Lateinische Wörter wanderten in die germanischen Sprachen dadurch ein, daß Römer sich in Germanien niederließen; temporär oder auf Dauer. Auf demselben Weg gelangten arabische Wörter ins Spanische und von dort in andere europäische Sprachen.
Französische Begriffe wanderten im siebzehnten und achtzehnten Jahrhundert hingegen ins Deutsche ein, ohne daß dem (sieht man von den Hugenotten ab) eine Einwanderung von Franzosen zugrundelag. Die Gebildeten und der Adel orientieren sich an Frankreich; so gelangten Wörter wie Courage und Dessert ins Deutsche.
Lateinische Wörter wanderten in die germanischen Sprachen dadurch ein, daß Römer sich in Germanien niederließen; temporär oder auf Dauer. Auf demselben Weg gelangten arabische Wörter ins Spanische und von dort in andere europäische Sprachen.
Französische Begriffe wanderten im siebzehnten und achtzehnten Jahrhundert hingegen ins Deutsche ein, ohne daß dem (sieht man von den Hugenotten ab) eine Einwanderung von Franzosen zugrundelag. Die Gebildeten und der Adel orientieren sich an Frankreich; so gelangten Wörter wie Courage und Dessert ins Deutsche.
Ebenso ist es gegenwärtig mit der großen Welle der Einwanderung englischer Wörter; ihr entspricht keine Einwanderung von Menschen aus englischsprachigen Ländern.

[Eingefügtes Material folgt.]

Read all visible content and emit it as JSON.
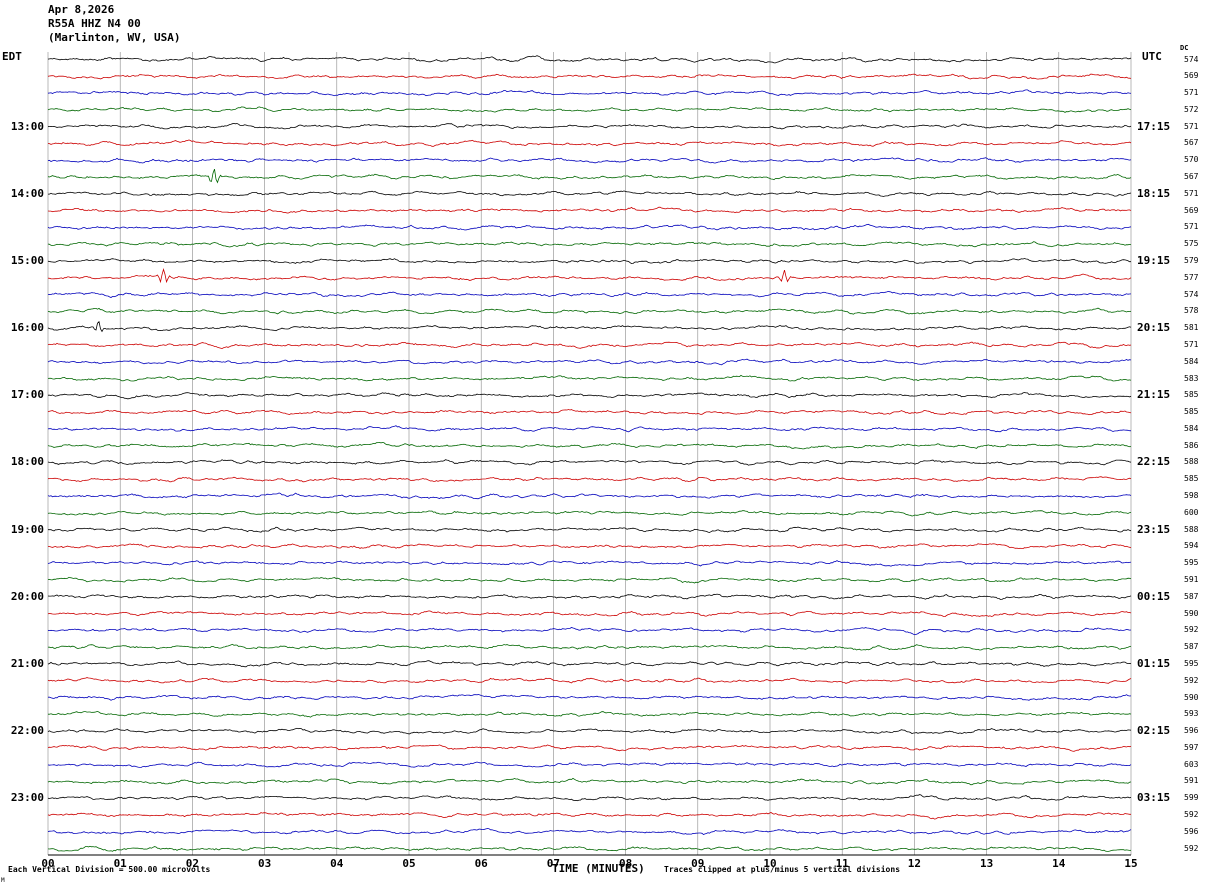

Anders beim Arabischen, beim Türkischen. Seit der zweiten Hälfte des zwanzigsten Jahrhundert erlebt Europa eine Einwanderung aus dem Orient. Bisher hat sie sich auf die europäischen Sprachen aber erstaunlich wenig ausgewirkt. Bis auf den Döner gibt es im Deutschen so gut wie keine Fremdwörter aus dem Türkischen. Ähnlich fehlen in der französischen Sprache weitgehend Wörter arabischer Herkunft; es sei denn, daß sie schon früher auf dem Weg über die Mauren in Spanien dorthin gelangten.
Im französischen Nouvel Observateur hat sich jetzt der Kolumnist Delfeil de Ton, ein libertärer Altlinker, mit der Einwanderung von Wörtern aus dem Arabischen befaßt; vor allem mit einem Wort: Burqa. Der Artikel ist ein typischer Delfeil de Ton - sarkastisch, analytisch, der humanitären Tradition verpflichtet. Und es ist ein sehr französischer Artikel.

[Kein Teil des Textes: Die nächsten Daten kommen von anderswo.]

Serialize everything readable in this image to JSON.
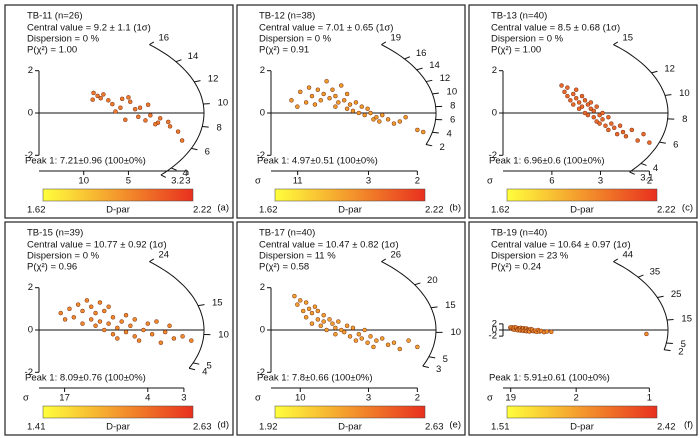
{
  "chart_data": [
    {
      "type": "radial",
      "title": "TB-11 (n=26)",
      "stats": [
        "Central value = 9.2 ± 1.1  (1σ)",
        "Dispersion = 0 %",
        "P(χ²) = 1.00"
      ],
      "peak": "Peak 1: 7.21±0.96 (100±0%)",
      "panel_label": "(a)",
      "central_value": 9.2,
      "xlim": [
        0,
        0.36
      ],
      "xticks": [
        {
          "value": 0.1,
          "label": "10"
        },
        {
          "value": 0.2,
          "label": "5"
        },
        {
          "value": 0.333,
          "label": "3"
        }
      ],
      "ylim": [
        -2.6,
        2.6
      ],
      "yticks": [
        -2,
        0,
        2
      ],
      "arc_ticks": [
        16,
        14,
        12,
        10,
        8,
        6,
        4,
        3.2
      ],
      "x": [
        0.122,
        0.131,
        0.12,
        0.144,
        0.155,
        0.164,
        0.186,
        0.2,
        0.204,
        0.182,
        0.215,
        0.226,
        0.244,
        0.249,
        0.222,
        0.193,
        0.238,
        0.266,
        0.271,
        0.293,
        0.289,
        0.311,
        0.32,
        0.26,
        0.171,
        0.138
      ],
      "values": [
        0.95,
        0.81,
        0.63,
        0.88,
        0.6,
        0.42,
        0.67,
        0.74,
        0.53,
        0.25,
        0.18,
        0.25,
        0.39,
        -0.11,
        -0.18,
        -0.32,
        -0.35,
        -0.46,
        -0.25,
        -0.63,
        -0.42,
        -0.88,
        -1.3,
        -0.53,
        0.07,
        0.7
      ],
      "point_color": "#ec7a2c",
      "colorbar": {
        "label": "D-par",
        "min": 1.62,
        "max": 2.22,
        "colors": [
          "#ffff3c",
          "#e8301e"
        ]
      }
    },
    {
      "type": "radial",
      "title": "TB-12 (n=38)",
      "stats": [
        "Central value = 7.01 ± 0.65  (1σ)",
        "Dispersion = 0 %",
        "P(χ²) = 0.91"
      ],
      "peak": "Peak 1: 4.97±0.51 (100±0%)",
      "panel_label": "(b)",
      "x_label": "σ",
      "central_value": 7.01,
      "xlim": [
        0,
        0.55
      ],
      "xticks": [
        {
          "value": 0.091,
          "label": "11"
        },
        {
          "value": 0.333,
          "label": "3"
        },
        {
          "value": 0.5,
          "label": "2"
        }
      ],
      "ylim": [
        -2.6,
        2.6
      ],
      "yticks": [
        -2,
        0,
        2
      ],
      "arc_ticks": [
        19,
        16,
        14,
        12,
        10,
        8,
        6,
        4,
        2
      ],
      "x": [
        0.07,
        0.09,
        0.1,
        0.12,
        0.13,
        0.14,
        0.15,
        0.16,
        0.17,
        0.18,
        0.19,
        0.2,
        0.21,
        0.22,
        0.22,
        0.23,
        0.24,
        0.25,
        0.26,
        0.26,
        0.27,
        0.28,
        0.29,
        0.3,
        0.31,
        0.32,
        0.33,
        0.34,
        0.35,
        0.36,
        0.37,
        0.38,
        0.4,
        0.42,
        0.44,
        0.46,
        0.5,
        0.52
      ],
      "values": [
        0.6,
        0.3,
        1.0,
        0.5,
        1.2,
        0.8,
        0.4,
        1.1,
        0.6,
        0.9,
        1.5,
        0.7,
        1.1,
        0.3,
        0.8,
        0.5,
        1.3,
        0.6,
        0.2,
        0.9,
        0.4,
        0.1,
        0.5,
        0.0,
        0.3,
        -0.1,
        0.2,
        0.0,
        -0.3,
        -0.2,
        -0.4,
        -0.1,
        -0.3,
        -0.5,
        -0.4,
        -0.2,
        -0.8,
        -0.9
      ],
      "point_color": "#ec9a2c",
      "colorbar": {
        "label": "D-par",
        "min": 1.62,
        "max": 2.22,
        "colors": [
          "#ffff3c",
          "#e8301e"
        ]
      }
    },
    {
      "type": "radial",
      "title": "TB-13 (n=40)",
      "stats": [
        "Central value = 8.5 ± 0.68  (1σ)",
        "Dispersion = 0 %",
        "P(χ²) = 1.00"
      ],
      "peak": "Peak 1: 6.96±0.6 (100±0%)",
      "panel_label": "(c)",
      "x_label": "σ",
      "central_value": 8.5,
      "xlim": [
        0,
        0.55
      ],
      "xticks": [
        {
          "value": 0.167,
          "label": "6"
        },
        {
          "value": 0.333,
          "label": "3"
        },
        {
          "value": 0.5,
          "label": "2"
        }
      ],
      "ylim": [
        -2.6,
        2.6
      ],
      "yticks": [
        -2,
        0,
        2
      ],
      "arc_ticks": [
        15,
        12,
        10,
        8,
        6,
        4,
        3.1
      ],
      "x": [
        0.2,
        0.21,
        0.22,
        0.22,
        0.23,
        0.24,
        0.24,
        0.25,
        0.25,
        0.26,
        0.26,
        0.27,
        0.27,
        0.28,
        0.28,
        0.29,
        0.29,
        0.3,
        0.3,
        0.31,
        0.31,
        0.32,
        0.32,
        0.33,
        0.33,
        0.34,
        0.34,
        0.35,
        0.36,
        0.36,
        0.37,
        0.38,
        0.39,
        0.4,
        0.41,
        0.42,
        0.44,
        0.46,
        0.48,
        0.5
      ],
      "values": [
        1.3,
        1.0,
        0.8,
        1.2,
        0.6,
        0.9,
        0.4,
        0.7,
        1.1,
        0.5,
        0.2,
        0.8,
        0.3,
        0.6,
        0.0,
        0.4,
        -0.1,
        0.2,
        0.5,
        -0.2,
        0.1,
        -0.4,
        0.3,
        -0.1,
        -0.5,
        0.0,
        -0.3,
        -0.6,
        -0.2,
        -0.8,
        -0.5,
        -0.7,
        -1.0,
        -0.6,
        -0.9,
        -1.1,
        -0.8,
        -1.3,
        -1.0,
        -1.4
      ],
      "point_color": "#e86a2a",
      "colorbar": {
        "label": "D-par",
        "min": 1.62,
        "max": 2.22,
        "colors": [
          "#ffff3c",
          "#e8301e"
        ]
      }
    },
    {
      "type": "radial",
      "title": "TB-15 (n=39)",
      "stats": [
        "Central value = 10.77 ± 0.92  (1σ)",
        "Dispersion = 0 %",
        "P(χ²) = 0.96"
      ],
      "peak": "Peak 1: 8.09±0.76 (100±0%)",
      "panel_label": "(d)",
      "x_label": "σ",
      "central_value": 10.77,
      "xlim": [
        0,
        0.37
      ],
      "xticks": [
        {
          "value": 0.0588,
          "label": "17"
        },
        {
          "value": 0.25,
          "label": "4"
        },
        {
          "value": 0.333,
          "label": "3"
        }
      ],
      "ylim": [
        -2.6,
        2.6
      ],
      "yticks": [
        -2,
        0,
        2
      ],
      "arc_ticks": [
        24,
        15,
        10,
        5,
        4
      ],
      "x": [
        0.05,
        0.06,
        0.07,
        0.08,
        0.09,
        0.1,
        0.1,
        0.11,
        0.12,
        0.12,
        0.13,
        0.13,
        0.14,
        0.14,
        0.15,
        0.15,
        0.16,
        0.16,
        0.17,
        0.17,
        0.18,
        0.18,
        0.19,
        0.2,
        0.2,
        0.21,
        0.22,
        0.22,
        0.23,
        0.24,
        0.25,
        0.26,
        0.27,
        0.28,
        0.29,
        0.3,
        0.31,
        0.33,
        0.35
      ],
      "values": [
        0.8,
        0.5,
        1.0,
        0.6,
        1.2,
        0.3,
        0.9,
        1.4,
        0.5,
        1.1,
        0.2,
        0.8,
        1.3,
        0.4,
        0.0,
        0.9,
        0.3,
        1.1,
        -0.2,
        0.6,
        0.1,
        -0.4,
        0.4,
        -0.1,
        0.7,
        0.2,
        -0.3,
        0.5,
        -0.5,
        0.0,
        0.3,
        -0.2,
        0.4,
        -0.6,
        -0.1,
        0.2,
        -0.4,
        -0.3,
        -0.5
      ],
      "point_color": "#ee8a2c",
      "colorbar": {
        "label": "D-par",
        "min": 1.41,
        "max": 2.63,
        "colors": [
          "#ffff3c",
          "#e8301e"
        ]
      }
    },
    {
      "type": "radial",
      "title": "TB-17 (n=40)",
      "stats": [
        "Central value = 10.47 ± 0.82  (1σ)",
        "Dispersion = 11 %",
        "P(χ²) = 0.58"
      ],
      "peak": "Peak 1: 7.8±0.66 (100±0%)",
      "panel_label": "(e)",
      "x_label": "σ",
      "central_value": 10.47,
      "xlim": [
        0,
        0.55
      ],
      "xticks": [
        {
          "value": 0.1,
          "label": "10"
        },
        {
          "value": 0.333,
          "label": "3"
        },
        {
          "value": 0.5,
          "label": "2"
        }
      ],
      "ylim": [
        -2.6,
        2.6
      ],
      "yticks": [
        -2,
        0,
        2
      ],
      "arc_ticks": [
        26,
        20,
        15,
        10,
        5,
        3
      ],
      "x": [
        0.08,
        0.09,
        0.1,
        0.11,
        0.12,
        0.12,
        0.13,
        0.14,
        0.14,
        0.15,
        0.16,
        0.16,
        0.17,
        0.18,
        0.18,
        0.19,
        0.2,
        0.21,
        0.22,
        0.22,
        0.23,
        0.24,
        0.25,
        0.26,
        0.27,
        0.28,
        0.29,
        0.3,
        0.31,
        0.32,
        0.33,
        0.34,
        0.35,
        0.36,
        0.38,
        0.4,
        0.42,
        0.44,
        0.47,
        0.5
      ],
      "values": [
        1.6,
        1.2,
        1.4,
        0.9,
        1.3,
        0.6,
        1.0,
        0.8,
        0.3,
        1.1,
        0.5,
        0.9,
        0.2,
        0.7,
        0.4,
        0.0,
        0.5,
        0.3,
        0.1,
        -0.2,
        0.4,
        0.0,
        -0.1,
        0.2,
        -0.3,
        0.1,
        -0.5,
        -0.2,
        -0.4,
        0.0,
        -0.6,
        -0.3,
        -0.8,
        -0.5,
        -0.4,
        -0.7,
        -0.6,
        -0.9,
        -0.5,
        -0.8
      ],
      "point_color": "#f0a030",
      "colorbar": {
        "label": "D-par",
        "min": 1.92,
        "max": 2.63,
        "colors": [
          "#ffff3c",
          "#e8301e"
        ]
      }
    },
    {
      "type": "radial",
      "title": "TB-19 (n=40)",
      "stats": [
        "Central value = 10.64 ± 0.97  (1σ)",
        "Dispersion = 23 %",
        "P(χ²) = 0.24"
      ],
      "peak": "Peak 1: 5.91±0.61 (100±0%)",
      "panel_label": "(f)",
      "x_label": "σ",
      "central_value": 10.64,
      "xlim": [
        0,
        1.1
      ],
      "xticks": [
        {
          "value": 0.0526,
          "label": "19"
        },
        {
          "value": 0.5,
          "label": "2"
        },
        {
          "value": 1,
          "label": "1"
        }
      ],
      "ylim": [
        -18,
        18
      ],
      "yticks": [
        -2,
        0,
        2
      ],
      "arc_ticks": [
        44,
        35,
        25,
        15,
        5,
        2
      ],
      "x": [
        0.05,
        0.06,
        0.06,
        0.07,
        0.07,
        0.08,
        0.08,
        0.09,
        0.09,
        0.1,
        0.1,
        0.11,
        0.11,
        0.12,
        0.12,
        0.13,
        0.13,
        0.14,
        0.14,
        0.15,
        0.15,
        0.16,
        0.16,
        0.17,
        0.17,
        0.18,
        0.18,
        0.19,
        0.2,
        0.2,
        0.21,
        0.22,
        0.23,
        0.24,
        0.25,
        0.26,
        0.28,
        0.3,
        0.33,
        0.98
      ],
      "values": [
        0.8,
        0.4,
        0.9,
        0.2,
        0.6,
        0.9,
        0.1,
        0.5,
        0.8,
        0.3,
        -0.1,
        0.6,
        0.2,
        0.7,
        -0.2,
        0.4,
        0.0,
        0.6,
        -0.3,
        0.3,
        -0.1,
        0.5,
        -0.4,
        0.2,
        -0.2,
        0.0,
        -0.5,
        0.3,
        -0.3,
        0.1,
        -0.4,
        -0.2,
        -0.6,
        0.0,
        -0.5,
        -0.3,
        -0.7,
        -0.5,
        -0.6,
        -1.3
      ],
      "point_color": "#ec8a2c",
      "colorbar": {
        "label": "D-par",
        "min": 1.51,
        "max": 2.42,
        "colors": [
          "#ffff3c",
          "#e8301e"
        ]
      }
    }
  ]
}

In Frankreich hat man ein anderes Verhältnis zur Sprache als in Deutschland. Über deren Reinheit wacht die traditionsreiche Académie Française, die 1635 vom Kardinal Richelieu gegründet wurde und "dont la fonction est de normaliser et de perfectionner la langue française"; so die Wikipédia - deren Funktion es ist, die französische Sprache zu vereinheitlichen und zu perfektionieren.
Das tut sie im mittlerweile fünften Jahrhundert mit so großem Erfolg, daß jedem auch nur halbwegs gebildeten Franzosen die Sprache ungleich wichtiger ist als uns Deutschen. Man kann das zum Beispiel daran ablesen, daß der Nouvel Observateur - eines der führenden Nachrichtenmagazine, dem "Spiegel" vergleichbar - jedes Jahr während der Großen Ferien ein über Wochen laufendes Rätsel zu den Feinheiten des Französischen anbietet; siehe Worüber rätseln die Franzosen in den Ferien?; ZR vom 2. 8. 2009.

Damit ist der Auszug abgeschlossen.